The first few feet from shore went well, my long legs lunging for the touch of sand every second. Quickly then, the depth fell, from three feet to where I could see bottom no more, which is one of the triggers that tells my heartbeat to quicken, the pressure in my eyeballs to quadruple, and the adrenaline in my veins to alert every muscle fiber to prepare to kick and scream at maximum fury.

'Just stay calm' I thought, as another scrawny boy of maybe 6 launched himself off the diving board. Cocky little brat.

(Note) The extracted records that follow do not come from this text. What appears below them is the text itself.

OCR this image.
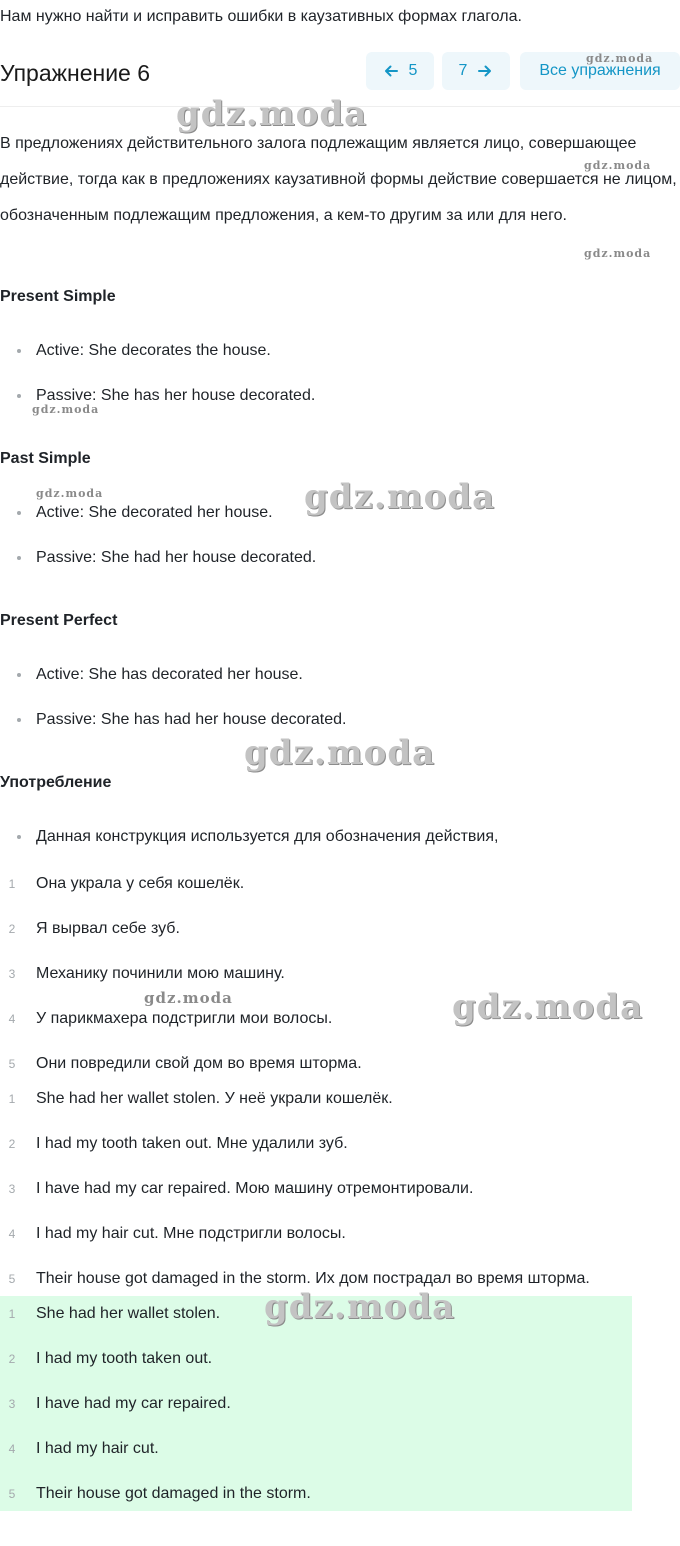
Нам нужно найти и исправить ошибки в каузативных формах глагола.
Упражнение 6	5	7	Все упражнения
В предложениях действительного залога подлежащим является лицо, совершающее действие, тогда как в предложениях каузативной формы действие совершается не лицом, обозначенным подлежащим предложения, а кем-то другим за или для него.
Present Simple
Active: She decorates the house.
Passive: She has her house decorated.
Past Simple
Active: She decorated her house.
Passive: She had her house decorated.
Present Perfect
Active: She has decorated her house.
Passive: She has had her house decorated.
Употребление
Данная конструкция используется для обозначения действия,
1	Она украла у себя кошелёк.
2	Я вырвал себе зуб.
3	Механику починили мою машину.
4	У парикмахера подстригли мои волосы.
5	Они повредили свой дом во время шторма.
1	She had her wallet stolen. У неё украли кошелёк.
2	I had my tooth taken out. Мне удалили зуб.
3	I have had my car repaired. Мою машину отремонтировали.
4	I had my hair cut. Мне подстригли волосы.
5	Their house got damaged in the storm. Их дом пострадал во время шторма.
1	She had her wallet stolen.
2	I had my tooth taken out.
3	I have had my car repaired.
4	I had my hair cut.
5	Their house got damaged in the storm.
gdz.moda
gdz.moda
gdz.moda
gdz.moda
gdz.moda
gdz.moda	gdz.moda
gdz.moda
gdz.moda	gdz.moda
gdz.moda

Slowly I gained a bit of confidence as the inflatable board proved most capable of carrying 245 pounds of flesh, bone, hair and fear across the lake. Paddle in hand, I moved steadily from the comfort of land, trying to forget that I had long ago said to myself, 'Don't be an idiot. Stay dry.' My friend swam alongside, bouyant as a beach ball, and soon we were at the point of distance where had I fell off and panicked, the beach lifeguards would have just looked at each other and said, 'I told you he wasn't gonna make it back.'

But there I was, on a lake, made of real water, enjoying the experience. Along the beach, children shouted in delight. Not too far away, two scuba divers dropped over the side of a boat to explore the depths. A teen-aged boy swam by, showing off for his girl back on the sand, no doubt. We just relaxed out there for a while, then turned back to dock. At one point, it occurred to me how dangerous this really was, as underneath me was maybe 25 feet of water, or a billion, it really didn't matter, if I would somehow slip off this air-filled piece of rubber, I'd be in the lake bottom muck before I had a chance to think, 'Dang, I knew this was a rotten idea.' We made it back with no alarm, however, and it was a pleasant feeling to think that maybe I had stretched myself out just a tiny bit by stepping past a limit I had long vowed ne'er to break. I know, I know, no big deal to you, but water to me is a frightening thing. And Raggedy Ann dolls, but that's another childhood emotional trauma story my therapist says we won't get into for at last another six sessions.

Obviously, I'm not an adventurist, I seldom find it worthwhile to extend myself beyond what I know I can do, just for the thrill of it. Bungee jumping? You gotta' be kiddin'. Cliff diving? You're nuts. I don't even like to drive over 65 mph, or go on a meek roller coaster, 'cuz I figure life's too short to risk any of it in a situation where something can go wrong. Probably explains why you rarely see me in a Bounce House. Those things are death traps.